Marianne Heimach-Steins Arbeit ­ abgerundet durch eine reichhaltige Bibliographie sowie ein ausführliches Personen- und ein Sachregister ­ birgt in sich manches Verdienst. Sie plädiert konsequent für eine Sicht, die allerdings nicht jedermann vollumfänglich zu teilen vermögen wird. Für die Begegnung mit Madeleine Delbrêl, die detaillierte Darstellung ihres spirituellen Profils vor allem im dritten Kapitel, sowie die Erschliessung von zum Teil noch unveröffentlichten Dokumenten kann man nur dankbar sein, auch wenn, was die Interpretation der Quellentexte betrifft, manches Fragezeichen angebracht ist. Man wird das Buch auf jeden Fall mit Nutzen lesen und, sei es durch Zustimmung oder durch Widerspruch, daraus Gewinn ziehen.


Anmerkungen

1 Marianne Heimbach-Steins, Unterscheidung der Geister ­ Strukturmoment christlicher Sozialethik. Dargestellt am Werk Madeleine Delbrêls, (Schriften des Instituts für christliche Sozialwissenschaften der Universität Münster, Band 31), LIT Verlag, Münster und Hamburg 1994, 303 S.

2 Franz Furger hatte in Münster dazu das Erstgutachten erstellt.

3 Erinnert sei hier an Monographien und Studien in deutscher Sprache: Katja Boehme, Gott aussäen: zur Theologie der weltoffenen Spiritualität bei Madeleine Delbrêl, (Studien zur systematischen und spirituellen Theologie, 19), Würzburg 1997 (Diss. theol. Freiburg i.Br.); Christine de Boismarin, Madeleine Delbrêl: Mystikerin der Strasse, München 1996, 2. neu bearbeitete Auflage; Gotthard Fuchs (Hrsg.), «... in ihren Armen das Gewicht der Welt». Mystik und Verantwortung: Madeleine Delbrêl, Frankfurt a.M. 1995; Annette Schleinzer, Die Liebe ist unsere einzige Aufgabe. Das Lebenszeugnis von Madeleine Delbrêl, Ostfildern 1994 (Diss. theol. Bamberg).
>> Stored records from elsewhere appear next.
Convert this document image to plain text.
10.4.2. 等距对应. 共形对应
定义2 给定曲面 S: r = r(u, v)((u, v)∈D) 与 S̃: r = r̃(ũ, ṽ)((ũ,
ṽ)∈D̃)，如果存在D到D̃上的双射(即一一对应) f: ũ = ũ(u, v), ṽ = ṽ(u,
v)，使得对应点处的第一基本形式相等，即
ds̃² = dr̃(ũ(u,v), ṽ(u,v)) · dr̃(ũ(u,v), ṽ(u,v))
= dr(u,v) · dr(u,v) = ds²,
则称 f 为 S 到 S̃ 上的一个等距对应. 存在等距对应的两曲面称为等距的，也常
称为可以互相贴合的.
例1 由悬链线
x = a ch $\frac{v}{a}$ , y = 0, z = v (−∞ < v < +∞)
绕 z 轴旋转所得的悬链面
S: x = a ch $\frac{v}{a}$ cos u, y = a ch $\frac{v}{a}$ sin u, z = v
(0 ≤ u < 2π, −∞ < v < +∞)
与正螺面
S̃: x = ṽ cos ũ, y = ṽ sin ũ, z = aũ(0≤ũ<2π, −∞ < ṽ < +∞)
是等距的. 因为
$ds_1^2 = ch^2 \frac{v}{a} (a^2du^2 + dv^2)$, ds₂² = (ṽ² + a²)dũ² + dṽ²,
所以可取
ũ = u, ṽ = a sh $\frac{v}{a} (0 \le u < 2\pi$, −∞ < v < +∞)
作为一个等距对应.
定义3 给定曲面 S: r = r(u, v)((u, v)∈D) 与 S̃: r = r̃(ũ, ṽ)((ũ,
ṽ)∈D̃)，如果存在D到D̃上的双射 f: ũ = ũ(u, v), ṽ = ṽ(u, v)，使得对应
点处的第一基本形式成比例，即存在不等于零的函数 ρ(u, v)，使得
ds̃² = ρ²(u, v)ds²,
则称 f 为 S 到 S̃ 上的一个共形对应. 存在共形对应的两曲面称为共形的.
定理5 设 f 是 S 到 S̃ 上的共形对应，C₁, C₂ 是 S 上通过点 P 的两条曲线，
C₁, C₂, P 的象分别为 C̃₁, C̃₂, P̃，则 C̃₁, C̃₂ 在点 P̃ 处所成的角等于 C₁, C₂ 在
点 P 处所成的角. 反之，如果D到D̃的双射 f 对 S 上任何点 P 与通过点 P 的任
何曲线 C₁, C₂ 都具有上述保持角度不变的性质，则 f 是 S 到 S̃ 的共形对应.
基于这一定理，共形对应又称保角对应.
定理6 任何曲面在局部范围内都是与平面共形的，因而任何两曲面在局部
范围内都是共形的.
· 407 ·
4 Beide liegen in deutscher Übersetzung vor, das erste unter dem Titel «Christ in einer marxistischen Stadt» (Frankfurt a.M. 1974), herausgegeben und mit einer ausgezeichneten Einführung versehen von Victor Conzemius, und als 2. deutsche Ausgabe in der Übertragung von Hermann Josef Bormann und anderen und mit einem Vorwort von Katja Boehme versehen in der Reihe «Theologia romanica» als Band 24 unter dem Titel «Auftrag des Christen: in einer Welt ohne Gott» (Einsiedeln 2000); das zweite (in der Übertragung von Hans Urs von Balthasar) unter dem Titel «Wir Nachbarn der Kommunisten» (Einsiedeln 1975). Als Band 25 der Reihe «Theologia romanica» liegt die deutsche Neuausgabe von «Indivisible amour» in der Übertragung von Martha Gisi und mit einem Vorwort von Katja Boehme versehen unter dem Titel «Die Liebe ist unteilbar» vor (Einsiedeln 2000; die Erstausgabe ­ Freiburg i.Br. 1992 ­ trug den Titel «Leben gegen den Strom»).